The objectives for the project were to:

1. review business processes

2. identify internal departments to contribute data intelligence

3. identify whether any external products or partners could assist. The project was initiated in August 2012 with an aim of completing by the end of March 2013.

The project benefited from access to Ordnance Survey OS MasterMap topography layer, providing a contextual reference point when investigating records.


There have been several key outcomes from this project:

  • 23 new premises have been added to the Council Tax and Non-Domestic Rate registers
  • site visits are now much more efficient, due to intelligence supplied through the LLPG
  • interactions between departments have become much more efficient, due to the common language facilitated by the LLPG
  • improved data are shared more widely with other departments via the LLPG and GIS web systems.

The majority of new premises were identified through the third party dataset, and the council calculated the total revenue gain for those premises at £70,137. In addition, premises identified through other means took the total revenue gain to around £100,000, with the total rateable value for all new premises identified within the financial year in the region of £170,000.

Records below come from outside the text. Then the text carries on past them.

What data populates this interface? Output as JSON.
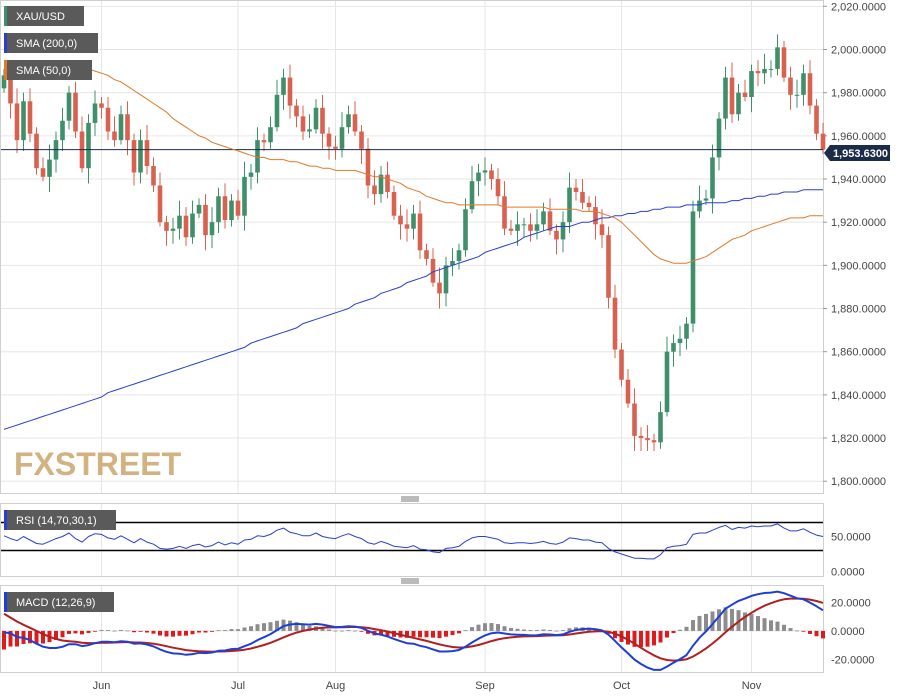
{
  "chart_data": {
    "type": "candlestick",
    "symbol": "XAU/USD",
    "watermark": "FXSTREET",
    "colors": {
      "up": "#3f8f6b",
      "down": "#d9614f",
      "sma200": "#2a3fd0",
      "sma50": "#e07a2b",
      "rsi": "#2a3fd0",
      "macd": "#1e3fd6",
      "signal": "#b02020",
      "hist_up": "#8c8c8c",
      "hist_down": "#e01a1a"
    },
    "x_months": [
      "Jun",
      "Jul",
      "Aug",
      "Sep",
      "Oct",
      "Nov"
    ],
    "price_panel": {
      "ylim": [
        1795,
        2022
      ],
      "yticks": [
        1800,
        1820,
        1840,
        1860,
        1880,
        1900,
        1920,
        1940,
        1960,
        1980,
        2000,
        2020
      ],
      "ytick_labels": [
        "1,800.0000",
        "1,820.0000",
        "1,840.0000",
        "1,860.0000",
        "1,880.0000",
        "1,900.0000",
        "1,920.0000",
        "1,940.0000",
        "1,960.0000",
        "1,980.0000",
        "2,000.0000",
        "2,020.0000"
      ],
      "last_price": 1953.63,
      "last_label": "1,953.6300",
      "legend": [
        "XAU/USD",
        "SMA (200,0)",
        "SMA (50,0)"
      ],
      "close": [
        1988,
        1975,
        1958,
        1976,
        1961,
        1945,
        1941,
        1949,
        1958,
        1967,
        1980,
        1962,
        1945,
        1966,
        1975,
        1973,
        1962,
        1958,
        1970,
        1958,
        1943,
        1958,
        1946,
        1937,
        1920,
        1916,
        1917,
        1923,
        1913,
        1924,
        1928,
        1914,
        1920,
        1932,
        1921,
        1930,
        1923,
        1941,
        1943,
        1958,
        1957,
        1964,
        1979,
        1987,
        1974,
        1969,
        1962,
        1963,
        1973,
        1961,
        1955,
        1954,
        1964,
        1970,
        1962,
        1954,
        1937,
        1933,
        1942,
        1934,
        1923,
        1919,
        1917,
        1924,
        1907,
        1903,
        1892,
        1887,
        1900,
        1902,
        1907,
        1926,
        1939,
        1943,
        1944,
        1940,
        1932,
        1917,
        1916,
        1919,
        1919,
        1916,
        1919,
        1925,
        1916,
        1912,
        1920,
        1936,
        1934,
        1929,
        1927,
        1919,
        1914,
        1885,
        1861,
        1847,
        1836,
        1821,
        1820,
        1819,
        1818,
        1832,
        1860,
        1864,
        1866,
        1873,
        1925,
        1930,
        1931,
        1950,
        1968,
        1987,
        1970,
        1980,
        1978,
        1990,
        1989,
        1991,
        1991,
        2001,
        1987,
        1979,
        1979,
        1989,
        1974,
        1961,
        1953.63
      ],
      "sma200": [
        1824,
        1825,
        1826,
        1827,
        1828,
        1829,
        1830,
        1831,
        1832,
        1833,
        1834,
        1835,
        1836,
        1837,
        1838,
        1839,
        1841,
        1842,
        1843,
        1844,
        1845,
        1846,
        1847,
        1848,
        1849,
        1850,
        1851,
        1852,
        1853,
        1854,
        1855,
        1856,
        1857,
        1858,
        1859,
        1860,
        1861,
        1862,
        1864,
        1865,
        1866,
        1867,
        1868,
        1869,
        1870,
        1871,
        1873,
        1874,
        1875,
        1876,
        1877,
        1878,
        1879,
        1880,
        1882,
        1883,
        1884,
        1885,
        1887,
        1888,
        1889,
        1890,
        1892,
        1893,
        1894,
        1895,
        1897,
        1898,
        1899,
        1900,
        1901,
        1902,
        1903,
        1904,
        1906,
        1907,
        1908,
        1909,
        1910,
        1911,
        1913,
        1914,
        1915,
        1916,
        1917,
        1918,
        1918,
        1918,
        1919,
        1920,
        1920,
        1921,
        1922,
        1922,
        1923,
        1923,
        1924,
        1924,
        1925,
        1925,
        1926,
        1926,
        1927,
        1927,
        1927,
        1928,
        1928,
        1928,
        1929,
        1929,
        1929,
        1929,
        1930,
        1930,
        1931,
        1931,
        1932,
        1932,
        1933,
        1933,
        1934,
        1934,
        1934,
        1935,
        1935,
        1935,
        1935
      ],
      "sma50": [
        1993,
        1993,
        1993,
        1993,
        1993,
        1993,
        1993,
        1993,
        1993,
        1993,
        1993,
        1992,
        1992,
        1991,
        1990,
        1989,
        1988,
        1986,
        1985,
        1983,
        1981,
        1979,
        1977,
        1975,
        1973,
        1971,
        1968,
        1966,
        1964,
        1962,
        1960,
        1959,
        1957,
        1956,
        1955,
        1954,
        1953,
        1952,
        1951,
        1950,
        1950,
        1949,
        1949,
        1949,
        1948,
        1948,
        1947,
        1946,
        1946,
        1945,
        1945,
        1944,
        1944,
        1944,
        1944,
        1943,
        1942,
        1941,
        1941,
        1940,
        1939,
        1938,
        1936,
        1935,
        1934,
        1932,
        1931,
        1930,
        1929,
        1929,
        1928,
        1928,
        1928,
        1928,
        1928,
        1928,
        1928,
        1927,
        1927,
        1927,
        1927,
        1927,
        1927,
        1927,
        1926,
        1926,
        1926,
        1926,
        1926,
        1925,
        1925,
        1925,
        1924,
        1923,
        1922,
        1920,
        1917,
        1914,
        1911,
        1908,
        1905,
        1903,
        1902,
        1901,
        1901,
        1901,
        1902,
        1903,
        1904,
        1906,
        1908,
        1910,
        1912,
        1913,
        1914,
        1916,
        1917,
        1918,
        1919,
        1920,
        1921,
        1922,
        1922,
        1922,
        1923,
        1923,
        1923
      ]
    },
    "rsi_panel": {
      "legend": "RSI (14,70,30,1)",
      "ylim": [
        -5,
        95
      ],
      "levels": [
        70,
        30
      ],
      "yticks": [
        0,
        50
      ],
      "ytick_labels": [
        "0.0000",
        "50.0000"
      ],
      "values": [
        51,
        47,
        44,
        50,
        45,
        40,
        39,
        43,
        47,
        50,
        55,
        47,
        42,
        50,
        54,
        53,
        48,
        46,
        51,
        46,
        41,
        47,
        42,
        39,
        33,
        32,
        33,
        36,
        33,
        37,
        39,
        35,
        37,
        42,
        38,
        41,
        39,
        45,
        46,
        51,
        50,
        53,
        59,
        62,
        56,
        54,
        51,
        51,
        55,
        50,
        48,
        47,
        51,
        54,
        50,
        47,
        41,
        39,
        43,
        40,
        36,
        35,
        34,
        37,
        32,
        31,
        28,
        27,
        33,
        34,
        36,
        43,
        48,
        50,
        50,
        48,
        46,
        41,
        40,
        41,
        41,
        40,
        41,
        43,
        40,
        39,
        42,
        48,
        47,
        45,
        45,
        42,
        41,
        33,
        28,
        25,
        22,
        19,
        19,
        18,
        18,
        24,
        34,
        36,
        37,
        39,
        53,
        55,
        55,
        59,
        63,
        66,
        60,
        63,
        62,
        65,
        64,
        65,
        65,
        68,
        62,
        58,
        58,
        61,
        56,
        52,
        50
      ]
    },
    "macd_panel": {
      "legend": "MACD (12,26,9)",
      "ylim": [
        -28,
        30
      ],
      "yticks": [
        -20,
        0,
        20
      ],
      "ytick_labels": [
        "-20.0000",
        "0.0000",
        "20.0000"
      ],
      "macd": [
        -1.0,
        -1.6,
        -4.3,
        -4.8,
        -6.4,
        -8.9,
        -11.0,
        -11.9,
        -11.9,
        -11.1,
        -9.3,
        -9.3,
        -10.6,
        -9.9,
        -8.6,
        -7.6,
        -7.6,
        -7.9,
        -7.2,
        -7.5,
        -8.9,
        -8.7,
        -9.5,
        -10.8,
        -12.9,
        -14.6,
        -15.7,
        -15.9,
        -16.7,
        -16.2,
        -15.3,
        -15.5,
        -15.1,
        -13.9,
        -13.7,
        -12.7,
        -12.5,
        -10.7,
        -9.0,
        -6.4,
        -4.4,
        -2.2,
        0.6,
        3.4,
        4.5,
        4.9,
        4.6,
        4.4,
        4.9,
        4.4,
        3.5,
        2.7,
        2.8,
        3.3,
        3.0,
        2.1,
        0.1,
        -1.8,
        -2.6,
        -3.8,
        -5.6,
        -7.2,
        -8.6,
        -8.9,
        -10.4,
        -11.4,
        -12.9,
        -14.4,
        -14.4,
        -14.1,
        -13.3,
        -11.0,
        -8.1,
        -5.4,
        -3.1,
        -1.6,
        -1.1,
        -1.8,
        -2.4,
        -2.6,
        -2.8,
        -3.1,
        -3.0,
        -2.3,
        -2.5,
        -2.9,
        -2.4,
        -0.6,
        0.7,
        1.3,
        1.6,
        1.2,
        0.4,
        -2.6,
        -7.0,
        -11.5,
        -15.7,
        -20.0,
        -23.1,
        -25.6,
        -27.2,
        -27.2,
        -24.9,
        -22.2,
        -19.7,
        -16.9,
        -10.3,
        -4.7,
        -0.3,
        4.8,
        10.1,
        15.6,
        18.3,
        21.0,
        22.6,
        24.5,
        25.7,
        26.5,
        26.8,
        27.5,
        26.4,
        24.6,
        22.9,
        22.1,
        19.8,
        17.2,
        14.4
      ],
      "signal": [
        12.0,
        9.3,
        6.6,
        4.3,
        2.2,
        0.0,
        -2.2,
        -4.1,
        -5.6,
        -6.7,
        -7.2,
        -7.6,
        -8.2,
        -8.5,
        -8.5,
        -8.3,
        -8.2,
        -8.1,
        -7.9,
        -7.8,
        -8.0,
        -8.1,
        -8.4,
        -8.9,
        -9.7,
        -10.7,
        -11.7,
        -12.5,
        -13.4,
        -13.9,
        -14.2,
        -14.4,
        -14.5,
        -14.4,
        -14.3,
        -14.0,
        -13.7,
        -13.1,
        -12.3,
        -11.1,
        -9.8,
        -8.3,
        -6.5,
        -4.5,
        -2.7,
        -1.2,
        0.0,
        0.9,
        1.7,
        2.2,
        2.5,
        2.5,
        2.6,
        2.7,
        2.8,
        2.6,
        2.1,
        1.3,
        0.5,
        -0.4,
        -1.5,
        -2.6,
        -3.8,
        -4.8,
        -5.9,
        -7.0,
        -8.2,
        -9.4,
        -10.4,
        -11.2,
        -11.6,
        -11.5,
        -10.8,
        -9.8,
        -8.5,
        -7.1,
        -5.9,
        -5.1,
        -4.5,
        -4.1,
        -3.8,
        -3.7,
        -3.6,
        -3.3,
        -3.2,
        -3.1,
        -3.0,
        -2.5,
        -1.8,
        -1.2,
        -0.6,
        -0.3,
        -0.1,
        -0.6,
        -1.9,
        -3.8,
        -6.2,
        -8.9,
        -11.8,
        -14.6,
        -17.1,
        -19.1,
        -20.3,
        -20.7,
        -20.5,
        -19.8,
        -17.9,
        -15.2,
        -12.2,
        -8.8,
        -5.0,
        -0.9,
        2.9,
        6.5,
        9.7,
        12.7,
        15.3,
        17.6,
        19.4,
        21.0,
        22.1,
        22.6,
        22.6,
        22.5,
        21.9,
        20.9,
        19.6
      ]
    }
  }
}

Key reasons this project was successful include:

  • ensuring the benefits of the LLPG are well understood by all involved
  • ensuring a close working relationship between the LLPG team and the Taxation Enquiry Officers – the staff ‘on the ground’
  • working towards a 1:1 data relationship between LLPG and nondomestic rate records
  • ensuring the Taxation staff have immediate access to the data products created by the LLPG and GIS teams, including the ability to view all of the information spatially
  • in addition, benefits were gained because the LLPG is linked to other internal departments which provide change intelligence relating to businesses, including the Regulatory Services, Planning and Waste Management systems; further intelligence is provided via the CRM
  • making use of third party data sources where intellectual property restrictions are not impacted.

The project demonstrates the value of the LLPG in supporting the work of the Taxation team in maximising revenues, which is particularly relevant at the current time due to the localisation of Business Rates. As well as quantifiable financial benefits, the council has shown the capability to build on past success to further improve the supporting business processes around the LLPG, with further efficiency gains as a result.

Why this project won

With Business rates being localised, Barnsley wanted to improve collection rates for the taxation team. Building on sound processes and a well-established local land property gazetteer Barnsley has improved how business rates are recorded and maintained. Using the land and property gazetteer as a link to join tax records and property information with internal and external business intelligence information Barnsley improved the process for identifying new or changed business rate records. The project demonstrates good integration of data, good staff collaboration between the gazetteer and taxation team. Increasing business rate incomes and a substantial return on investment demonstrates the value of the approach. The project application was well presented and presented a business case with quantifiable financial benefits. Provide good practice example for other authorities to follow.

Gesche Schmid, Programme Manager, Transparency, Local Government Association and sponsor and judge of the Improvement and Efficiency Award Award

Authority view

“The project provided the Council with a revenue boost which exceeded expectations and provided a significant return on investment. In particular, the use of a new third party data source to help validate the data we hold on businesses proved highly successful, and will be integrated into business processes going forward. We hope that sharing our experience with this project will enable other local authorities to gain similar benefits.”